Admitted prior to Autumn Quarter, 2012?
Students admitted to the STS major prior to Autumn 2012 may be eligible to complete an older set of major requirements. Students with questions about their major requirements should contact an IAS advisor.
Science, Technology, and Society Learning Objectives
The Science, Technology, and Society curriculum advances the four core IAS learning objectives.

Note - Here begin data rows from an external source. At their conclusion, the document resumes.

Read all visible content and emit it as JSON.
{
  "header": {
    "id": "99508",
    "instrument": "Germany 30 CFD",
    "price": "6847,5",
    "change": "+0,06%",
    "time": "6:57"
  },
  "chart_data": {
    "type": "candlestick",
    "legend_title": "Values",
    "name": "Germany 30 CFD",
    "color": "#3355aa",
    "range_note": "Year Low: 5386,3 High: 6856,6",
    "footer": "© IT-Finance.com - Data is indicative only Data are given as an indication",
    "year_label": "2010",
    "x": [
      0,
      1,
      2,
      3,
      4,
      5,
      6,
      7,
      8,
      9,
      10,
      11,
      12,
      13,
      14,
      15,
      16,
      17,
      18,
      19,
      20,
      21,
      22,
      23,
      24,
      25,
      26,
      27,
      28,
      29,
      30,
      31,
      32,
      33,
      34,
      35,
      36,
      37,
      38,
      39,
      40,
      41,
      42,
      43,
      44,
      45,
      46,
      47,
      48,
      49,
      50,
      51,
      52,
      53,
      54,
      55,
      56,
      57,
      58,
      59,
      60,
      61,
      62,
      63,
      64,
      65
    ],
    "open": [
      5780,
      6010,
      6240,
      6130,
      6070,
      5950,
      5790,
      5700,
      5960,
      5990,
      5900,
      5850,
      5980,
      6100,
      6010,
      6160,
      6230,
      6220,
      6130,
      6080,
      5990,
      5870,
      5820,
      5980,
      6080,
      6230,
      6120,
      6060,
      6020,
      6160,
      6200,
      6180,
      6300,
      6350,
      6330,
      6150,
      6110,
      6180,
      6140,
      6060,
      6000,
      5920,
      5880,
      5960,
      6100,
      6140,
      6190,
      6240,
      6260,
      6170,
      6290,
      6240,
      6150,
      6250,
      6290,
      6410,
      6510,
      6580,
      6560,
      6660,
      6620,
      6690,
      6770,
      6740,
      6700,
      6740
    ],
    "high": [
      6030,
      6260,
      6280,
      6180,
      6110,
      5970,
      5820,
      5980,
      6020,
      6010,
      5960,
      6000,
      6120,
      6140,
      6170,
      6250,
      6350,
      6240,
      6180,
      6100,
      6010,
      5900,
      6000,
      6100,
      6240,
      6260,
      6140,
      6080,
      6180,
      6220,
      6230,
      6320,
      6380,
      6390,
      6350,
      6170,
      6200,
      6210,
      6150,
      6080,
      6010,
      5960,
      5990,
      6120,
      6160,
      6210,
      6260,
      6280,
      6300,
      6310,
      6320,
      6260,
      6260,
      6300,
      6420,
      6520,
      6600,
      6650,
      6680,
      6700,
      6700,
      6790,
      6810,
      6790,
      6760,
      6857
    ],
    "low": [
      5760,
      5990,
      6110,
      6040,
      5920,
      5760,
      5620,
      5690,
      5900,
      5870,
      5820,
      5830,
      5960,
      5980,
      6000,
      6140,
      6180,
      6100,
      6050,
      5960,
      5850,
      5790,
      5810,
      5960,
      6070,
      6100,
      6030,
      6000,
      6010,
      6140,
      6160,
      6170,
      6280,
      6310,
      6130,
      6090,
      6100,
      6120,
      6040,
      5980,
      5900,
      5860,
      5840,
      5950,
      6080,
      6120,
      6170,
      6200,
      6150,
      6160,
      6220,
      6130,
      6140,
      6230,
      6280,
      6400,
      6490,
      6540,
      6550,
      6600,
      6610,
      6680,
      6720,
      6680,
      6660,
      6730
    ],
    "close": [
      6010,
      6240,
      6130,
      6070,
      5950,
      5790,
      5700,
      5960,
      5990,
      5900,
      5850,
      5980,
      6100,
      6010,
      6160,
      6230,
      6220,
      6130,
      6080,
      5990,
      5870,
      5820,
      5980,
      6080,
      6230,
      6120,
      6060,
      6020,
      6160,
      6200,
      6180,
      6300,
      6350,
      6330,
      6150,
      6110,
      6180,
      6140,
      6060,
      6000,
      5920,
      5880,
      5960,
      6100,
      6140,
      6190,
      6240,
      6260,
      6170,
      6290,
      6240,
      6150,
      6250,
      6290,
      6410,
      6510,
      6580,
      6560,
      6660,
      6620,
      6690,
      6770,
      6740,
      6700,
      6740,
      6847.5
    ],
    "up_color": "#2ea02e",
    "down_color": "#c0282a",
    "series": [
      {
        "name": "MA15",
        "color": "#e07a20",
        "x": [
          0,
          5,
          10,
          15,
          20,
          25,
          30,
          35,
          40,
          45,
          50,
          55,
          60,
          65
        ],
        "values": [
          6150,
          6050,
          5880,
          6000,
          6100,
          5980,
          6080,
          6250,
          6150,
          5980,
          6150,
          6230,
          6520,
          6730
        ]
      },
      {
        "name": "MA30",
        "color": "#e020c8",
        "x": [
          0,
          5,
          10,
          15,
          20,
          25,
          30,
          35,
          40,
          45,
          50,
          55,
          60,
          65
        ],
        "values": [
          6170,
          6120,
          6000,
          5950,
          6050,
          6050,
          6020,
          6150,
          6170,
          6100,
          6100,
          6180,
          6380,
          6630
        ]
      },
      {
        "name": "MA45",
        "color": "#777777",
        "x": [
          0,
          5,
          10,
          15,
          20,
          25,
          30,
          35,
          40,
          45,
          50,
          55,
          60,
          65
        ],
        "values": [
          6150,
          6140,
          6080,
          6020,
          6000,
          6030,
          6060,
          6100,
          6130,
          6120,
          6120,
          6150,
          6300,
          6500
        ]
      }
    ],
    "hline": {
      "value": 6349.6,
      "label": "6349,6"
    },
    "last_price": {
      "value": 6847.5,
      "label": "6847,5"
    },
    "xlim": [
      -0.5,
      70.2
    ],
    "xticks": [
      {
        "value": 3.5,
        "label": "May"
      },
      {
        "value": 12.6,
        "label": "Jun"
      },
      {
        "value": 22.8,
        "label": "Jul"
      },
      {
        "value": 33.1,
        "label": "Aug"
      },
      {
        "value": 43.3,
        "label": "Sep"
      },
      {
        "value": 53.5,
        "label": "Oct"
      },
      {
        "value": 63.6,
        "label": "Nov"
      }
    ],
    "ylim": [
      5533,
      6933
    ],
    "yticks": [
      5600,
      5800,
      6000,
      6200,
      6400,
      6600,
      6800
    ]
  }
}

Students taking courses and/or majoring in Science, Technology, and Society:
1) Think critically about how social processes shape mathematical, scientific, and technological knowledge.
2) Develop proficiency in cultural, social, and visual analysis of science, mathematics, and technology.
3) Develop proficiency in scientific and mathematical thinking through practice.
4) Be able to translate and communicate mathematical, scientific, and technological information to general and professional audiences.
5) Assess the risks, benefits, and ethical implications of applied science and technological knowledge.